Chris Curtis prefers sketching to painting. “With the subtlety of my work, it’s a much better medium.” Photo by Rimas Zailskas

Surges of technology and centuries of tradition merge in the work of Hendersonville artist Christopher Charles Curtis, whose visually arresting drawings in graphite and colored pencil begin life digitally but reach their final form on paper. And not just on off-the-shelf art paper, but on the blank pages of old books, or on sheets salvaged from attics and garage sales. “I’m interested in mixing the past with the present, as well as the future,” says Curtis. “I feel that drawing on old paper and books adds another layer to my subject matter.”

That subject is the human figure, imaginatively enhanced or even appearing threatened in some way, often placed in settings drawn from the imagery of science fiction and fantasy films. Black clouds emerge from pyramids and stream toward a rustic cabin where a farmer and his family, who could be drawn from the Depression-era photographs of Walker Evans or Dorothea Lange, stand defiantly, staring out at the viewer. A cloaked woman with a Harlequin mask sends a bubble-like form toward a small boy it threatens to engulf. “With each image I’m trying to create something mysterious that verges on reality,” Curtis says, “something the viewer can relate to while recognizing it as fantasy.”

Flood
21.75″ x 7.25″ graphite, colored pencil, watercolor, acrylic on album cover, 2015

Other pieces are less complex but no less mysteriously familiar in the form of traditionally drawn portraits, the faces covered with swaths of cloth or fragmented into an eye or a nose. These smaller works recall the classically based paintings of Belgian artist Michaël Borremans, who, like Curtis, combines traditional portraiture and genre painting with fantastical elements — and who also uses book covers, old paper, and cardboard as his drawing surfaces.

Curtis acknowledges him as a major influence, but he adds, “I can’t remember when I decided to start working with found material.
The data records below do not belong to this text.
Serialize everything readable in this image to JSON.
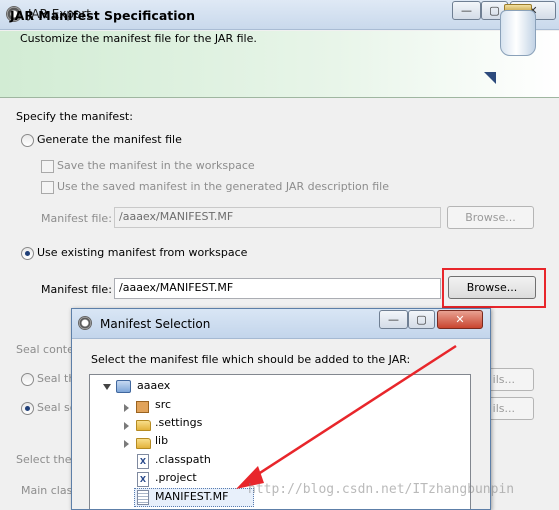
{
  "window": {
    "title": "JAR Export",
    "controls": {
      "minimize": "—",
      "maximize": "▢",
      "close": "✕"
    }
  },
  "banner": {
    "title": "JAR Manifest Specification",
    "description": "Customize the manifest file for the JAR file."
  },
  "manifest_section": {
    "heading": "Specify the manifest:",
    "generate_option": "Generate the manifest file",
    "save_option": "Save the manifest in the workspace",
    "reuse_option": "Use the saved manifest in the generated JAR description file",
    "generated_field_label": "Manifest file:",
    "generated_field_value": "/aaaex/MANIFEST.MF",
    "generated_browse": "Browse...",
    "existing_option": "Use existing manifest from workspace",
    "existing_field_label": "Manifest file:",
    "existing_field_value": "/aaaex/MANIFEST.MF",
    "existing_browse": "Browse..."
  },
  "partial_background": {
    "seal_heading": "Seal conte",
    "seal_option_1": "Seal th",
    "seal_option_2": "Seal so",
    "details_1": "ils...",
    "details_2": "ils...",
    "select_heading": "Select the",
    "main_class": "Main clas"
  },
  "dialog": {
    "title": "Manifest Selection",
    "controls": {
      "minimize": "—",
      "maximize": "▢",
      "close": "✕"
    },
    "instruction": "Select the manifest file which should be added to the JAR:",
    "tree": [
      {
        "label": "aaaex",
        "kind": "project",
        "expanded": true,
        "icon": "project-icon"
      },
      {
        "label": "src",
        "kind": "package-folder",
        "expanded": false,
        "icon": "package-folder-icon"
      },
      {
        "label": ".settings",
        "kind": "folder",
        "expanded": false,
        "icon": "folder-icon"
      },
      {
        "label": "lib",
        "kind": "folder",
        "expanded": false,
        "icon": "folder-icon"
      },
      {
        "label": ".classpath",
        "kind": "xml-file",
        "icon": "xml-file-icon"
      },
      {
        "label": ".project",
        "kind": "xml-file",
        "icon": "xml-file-icon"
      },
      {
        "label": "MANIFEST.MF",
        "kind": "file",
        "selected": true,
        "icon": "text-file-icon"
      }
    ]
  },
  "annotation": {
    "arrow_color": "#e8262b",
    "highlight_color": "#e8262b"
  },
  "watermark": "http://blog.csdn.net/ITzhangbunpin"
}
Sometimes I’ll draw on the inside cover of the book or on a blank page within the book. I also received some paper from a friend of mine that came out of a photo album he found in his grandparents’ attic. It has a great aged look and adds quite a lot to the drawings.”
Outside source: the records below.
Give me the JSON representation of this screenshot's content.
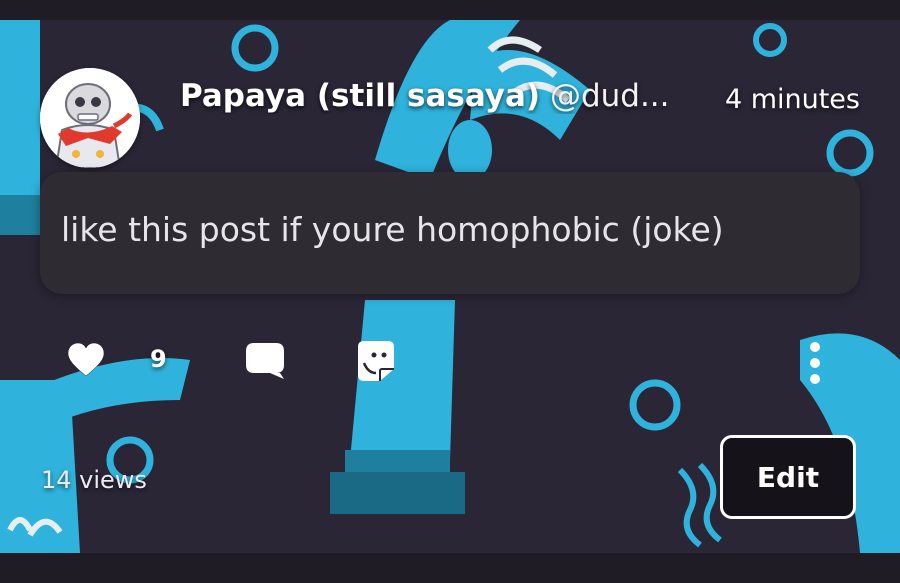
{
  "post": {
    "author_name": "Papaya (still sasaya)",
    "author_handle": "@dud...",
    "timestamp": "4 minutes",
    "text": "like this post if youre homophobic (joke)",
    "like_count": "9",
    "views": "14 views"
  },
  "actions": {
    "edit_label": "Edit"
  },
  "icons": {
    "like": "heart-icon",
    "comment": "speech-bubble-icon",
    "share": "sticker-icon",
    "more": "vertical-ellipsis-icon"
  },
  "colors": {
    "card_background": "#2a2636",
    "accent": "#2fb3dc",
    "bubble": "#2e2b33",
    "edit_button": "#15121a"
  }
}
Curtis’ pieces may begin as photographs he discovers which are digitally collaged with disparate elements and tweaked in their color, contrast, and other values. He adds his sketching via computer pen. “I get a lot of inspiration from old photographs,” he says. “For me, it’s about bringing the photos back to life in some way and giving them new meaning.” In the case of the storm clouds looming over the overalls-clad farmer, the viewer is uncertain if the family is threatened by the storm or if they are its source.

Catching Adam
10.75″ x 7.5″ graphite, colored pencil, watercolor, ink on book cover, 2016

Larger works begin as drawings directly on paper in traditional fashion. Once the basic idea is produced, “I sort of make it up from there,” Curtis says. “It’s much more interesting for me if the process is somewhat of a mystery. My work takes a long time to create, so I can get bored with something if it doesn’t surprise me along the way.”
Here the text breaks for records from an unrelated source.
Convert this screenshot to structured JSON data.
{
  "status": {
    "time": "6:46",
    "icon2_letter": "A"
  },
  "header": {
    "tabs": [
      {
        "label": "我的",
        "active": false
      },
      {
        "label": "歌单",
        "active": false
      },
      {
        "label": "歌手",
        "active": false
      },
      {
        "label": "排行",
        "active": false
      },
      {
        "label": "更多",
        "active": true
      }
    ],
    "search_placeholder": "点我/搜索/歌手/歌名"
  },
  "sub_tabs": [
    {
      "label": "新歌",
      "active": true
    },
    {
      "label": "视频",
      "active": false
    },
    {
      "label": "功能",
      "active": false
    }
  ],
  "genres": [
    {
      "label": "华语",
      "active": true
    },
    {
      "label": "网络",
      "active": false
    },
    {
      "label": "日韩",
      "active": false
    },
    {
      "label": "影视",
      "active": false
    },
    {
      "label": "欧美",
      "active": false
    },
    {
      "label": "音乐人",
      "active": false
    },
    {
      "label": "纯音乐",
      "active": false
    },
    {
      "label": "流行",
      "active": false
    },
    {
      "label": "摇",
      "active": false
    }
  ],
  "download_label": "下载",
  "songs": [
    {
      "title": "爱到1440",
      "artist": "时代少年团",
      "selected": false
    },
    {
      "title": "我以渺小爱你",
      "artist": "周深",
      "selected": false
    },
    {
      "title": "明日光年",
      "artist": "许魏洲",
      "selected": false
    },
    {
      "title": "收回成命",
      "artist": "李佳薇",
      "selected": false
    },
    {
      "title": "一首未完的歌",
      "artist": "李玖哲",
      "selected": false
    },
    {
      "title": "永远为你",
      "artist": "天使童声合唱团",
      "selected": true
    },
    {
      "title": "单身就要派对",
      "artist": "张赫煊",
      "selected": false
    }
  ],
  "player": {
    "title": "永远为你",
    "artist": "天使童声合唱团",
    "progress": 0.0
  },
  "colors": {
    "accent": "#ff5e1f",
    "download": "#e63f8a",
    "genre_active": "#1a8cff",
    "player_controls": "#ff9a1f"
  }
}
His attraction for drawing rather than painting stems from his years at San Francisco’s Academy of Art, where the approach was classical and academic in both mediums. “Painting never felt right to me the way drawing does,” he says. “With the subtlety of my work, I feel drawing is a much better medium.” After 15 years living and working on the West Coast, Curtis and his wife were drawn by family ties to Western North Carolina and settled in Hendersonville two years ago. He found work at the art-supply store The Starving Artist, which began showing some of his drawings. That led to this summer’s exhibition of his work at the city’s new Canvas gallery on South Church Street.

Among the pieces in the Canvas show is a newer series of larger drawings that are more traditional in content and composition, what Curtis terms more “well defined drawings” in simpler monochrome (his earlier work sometimes incorporated watercolors or acrylics). Still, the enigmatic atmosphere remains: something vaguely menacing is implied.

“I seem to always go back to this idea of people standing around as if nothing is wrong while a storm approaches in the distance,” he says. “It seems that as people, we sometimes ignore the things we fear until it’s at our front door.”